In the 1970s I was living with my girlfriend, my Eve, away from my Catholic faith. I was responsible for her pregnancy and, like so many Adams do with their Eve’s, I told my girlfriend how it was not a good time for us to have a child, giving her all the lies that many men give to convince their Eves that abortion is the best way out of their problem.
Being the coward I was I didn’t even go with her. My Eve went to the abortion mill all by herself. I rationalized later that maybe if I had gone with her, I would have stopped her at the last moment. A rationalization because, truly, I was a coward and this was nothing more than conscience easing.
My Eve’s behavior quickly changed after the abortion, a change that was parallel to the guilt I was feeling. We went to confession and saw a priest a couple of times for counseling but soon back fell into the same sinful lifestyle.
After a time we parted amicably. It wasn’t until decades later when I was in the seminary that I realized, through the grace of God, that not only was I responsible for the death of my baby but also the wounding of my Eve. I received permission from my spiritual director to look her up. At the meeting I apologized for not standing up for her and our baby. In my apology I mentioned that I had named our baby Mary, and I believed she was in heaven. She then stunned me with, “We have two babies in heaven. I never told you. They were twins.”

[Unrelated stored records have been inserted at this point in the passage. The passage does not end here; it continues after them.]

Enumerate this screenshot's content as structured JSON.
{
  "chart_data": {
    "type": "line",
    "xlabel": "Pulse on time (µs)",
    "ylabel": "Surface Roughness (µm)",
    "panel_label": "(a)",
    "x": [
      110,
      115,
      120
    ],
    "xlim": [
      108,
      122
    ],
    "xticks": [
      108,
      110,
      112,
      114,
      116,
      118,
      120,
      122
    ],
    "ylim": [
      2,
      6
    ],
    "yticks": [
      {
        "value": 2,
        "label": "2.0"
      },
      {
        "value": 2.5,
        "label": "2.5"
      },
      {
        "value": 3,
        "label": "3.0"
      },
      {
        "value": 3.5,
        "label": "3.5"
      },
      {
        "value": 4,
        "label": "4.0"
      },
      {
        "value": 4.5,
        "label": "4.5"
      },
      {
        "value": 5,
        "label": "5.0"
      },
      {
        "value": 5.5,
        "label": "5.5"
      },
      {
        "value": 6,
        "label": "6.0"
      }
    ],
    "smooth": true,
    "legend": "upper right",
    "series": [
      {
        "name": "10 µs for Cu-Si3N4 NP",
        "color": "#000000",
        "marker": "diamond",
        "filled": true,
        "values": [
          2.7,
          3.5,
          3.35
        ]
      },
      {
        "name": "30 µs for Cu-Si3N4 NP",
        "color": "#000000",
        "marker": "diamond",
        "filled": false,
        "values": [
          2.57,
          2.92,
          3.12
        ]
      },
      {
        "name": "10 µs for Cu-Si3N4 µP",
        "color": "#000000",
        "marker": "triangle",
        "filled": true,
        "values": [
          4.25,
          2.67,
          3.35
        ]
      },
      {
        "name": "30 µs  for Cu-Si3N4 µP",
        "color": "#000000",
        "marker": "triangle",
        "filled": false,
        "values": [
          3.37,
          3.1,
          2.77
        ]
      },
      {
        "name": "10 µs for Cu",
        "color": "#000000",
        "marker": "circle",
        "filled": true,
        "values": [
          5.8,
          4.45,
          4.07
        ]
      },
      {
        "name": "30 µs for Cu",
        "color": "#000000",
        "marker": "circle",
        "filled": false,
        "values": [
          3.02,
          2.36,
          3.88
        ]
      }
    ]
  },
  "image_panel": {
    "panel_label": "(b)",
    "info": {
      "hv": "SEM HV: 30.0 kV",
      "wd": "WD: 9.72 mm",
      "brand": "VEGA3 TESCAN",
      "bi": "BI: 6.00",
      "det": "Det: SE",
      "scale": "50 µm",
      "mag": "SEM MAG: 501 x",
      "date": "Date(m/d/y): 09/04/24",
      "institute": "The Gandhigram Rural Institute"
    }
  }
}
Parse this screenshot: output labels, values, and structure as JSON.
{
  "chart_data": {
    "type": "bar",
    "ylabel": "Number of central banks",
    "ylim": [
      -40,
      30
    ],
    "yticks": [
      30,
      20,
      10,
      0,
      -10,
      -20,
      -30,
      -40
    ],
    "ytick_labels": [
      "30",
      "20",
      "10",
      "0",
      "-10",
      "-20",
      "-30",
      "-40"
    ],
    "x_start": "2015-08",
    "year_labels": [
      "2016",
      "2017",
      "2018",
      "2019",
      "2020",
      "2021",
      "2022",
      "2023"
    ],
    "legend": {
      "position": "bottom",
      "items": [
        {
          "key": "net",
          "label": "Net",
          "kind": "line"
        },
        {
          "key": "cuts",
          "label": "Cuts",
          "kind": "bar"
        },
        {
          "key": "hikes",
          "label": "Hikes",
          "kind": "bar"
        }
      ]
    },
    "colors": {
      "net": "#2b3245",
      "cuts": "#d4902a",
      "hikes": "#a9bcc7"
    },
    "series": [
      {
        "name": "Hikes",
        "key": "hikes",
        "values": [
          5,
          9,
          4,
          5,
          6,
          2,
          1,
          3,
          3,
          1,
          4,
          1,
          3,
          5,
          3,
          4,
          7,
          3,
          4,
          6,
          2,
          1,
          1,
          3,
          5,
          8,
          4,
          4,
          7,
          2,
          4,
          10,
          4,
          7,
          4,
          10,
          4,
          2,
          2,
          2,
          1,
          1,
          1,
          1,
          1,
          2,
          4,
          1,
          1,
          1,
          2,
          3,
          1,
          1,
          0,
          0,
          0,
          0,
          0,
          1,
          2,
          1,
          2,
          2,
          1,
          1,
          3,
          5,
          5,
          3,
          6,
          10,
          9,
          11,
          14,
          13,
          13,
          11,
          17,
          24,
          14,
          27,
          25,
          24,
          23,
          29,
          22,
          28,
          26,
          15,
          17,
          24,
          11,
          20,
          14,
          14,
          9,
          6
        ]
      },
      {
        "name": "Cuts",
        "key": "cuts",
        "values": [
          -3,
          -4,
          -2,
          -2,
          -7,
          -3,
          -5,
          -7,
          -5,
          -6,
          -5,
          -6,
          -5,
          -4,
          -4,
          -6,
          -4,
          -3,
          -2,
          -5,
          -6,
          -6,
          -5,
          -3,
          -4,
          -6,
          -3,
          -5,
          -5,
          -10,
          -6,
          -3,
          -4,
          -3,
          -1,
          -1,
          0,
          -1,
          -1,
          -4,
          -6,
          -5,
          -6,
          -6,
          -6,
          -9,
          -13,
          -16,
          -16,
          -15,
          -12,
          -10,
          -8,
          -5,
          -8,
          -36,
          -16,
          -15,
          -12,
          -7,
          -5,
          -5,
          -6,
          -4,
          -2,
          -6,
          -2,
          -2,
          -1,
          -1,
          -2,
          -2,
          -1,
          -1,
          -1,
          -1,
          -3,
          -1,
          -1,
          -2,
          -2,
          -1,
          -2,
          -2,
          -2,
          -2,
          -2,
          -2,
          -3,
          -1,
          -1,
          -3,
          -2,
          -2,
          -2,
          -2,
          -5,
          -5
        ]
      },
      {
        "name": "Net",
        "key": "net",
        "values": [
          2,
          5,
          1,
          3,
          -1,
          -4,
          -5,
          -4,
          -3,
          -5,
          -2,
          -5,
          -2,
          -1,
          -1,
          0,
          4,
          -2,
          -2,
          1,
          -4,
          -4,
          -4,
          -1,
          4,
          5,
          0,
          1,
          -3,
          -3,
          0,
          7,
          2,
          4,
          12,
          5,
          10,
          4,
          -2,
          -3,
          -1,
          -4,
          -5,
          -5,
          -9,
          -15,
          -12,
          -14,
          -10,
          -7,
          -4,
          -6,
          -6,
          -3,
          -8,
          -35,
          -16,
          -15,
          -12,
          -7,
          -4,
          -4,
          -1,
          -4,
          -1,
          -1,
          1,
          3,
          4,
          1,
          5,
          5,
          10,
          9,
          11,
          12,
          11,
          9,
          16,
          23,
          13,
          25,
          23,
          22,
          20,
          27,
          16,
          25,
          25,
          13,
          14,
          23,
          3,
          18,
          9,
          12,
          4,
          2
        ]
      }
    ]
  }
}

At that moment I realized my healing involved the death of two children, Mary and Thomas, and the wounding of one woman, my Eve. I also realized that my apology to her and taking responsibility of the death of our two children removed a big obstacle to our healing.
I have been to three RV weekends. A large part of my ministry involves speaking to men about not being Adams to their Eves and the importance of protecting our women from the wounds of abortion. I encourage all men who have been wounded by an abortion to learn the lesson Jesus’ mercy has taught me and to be Silent No More.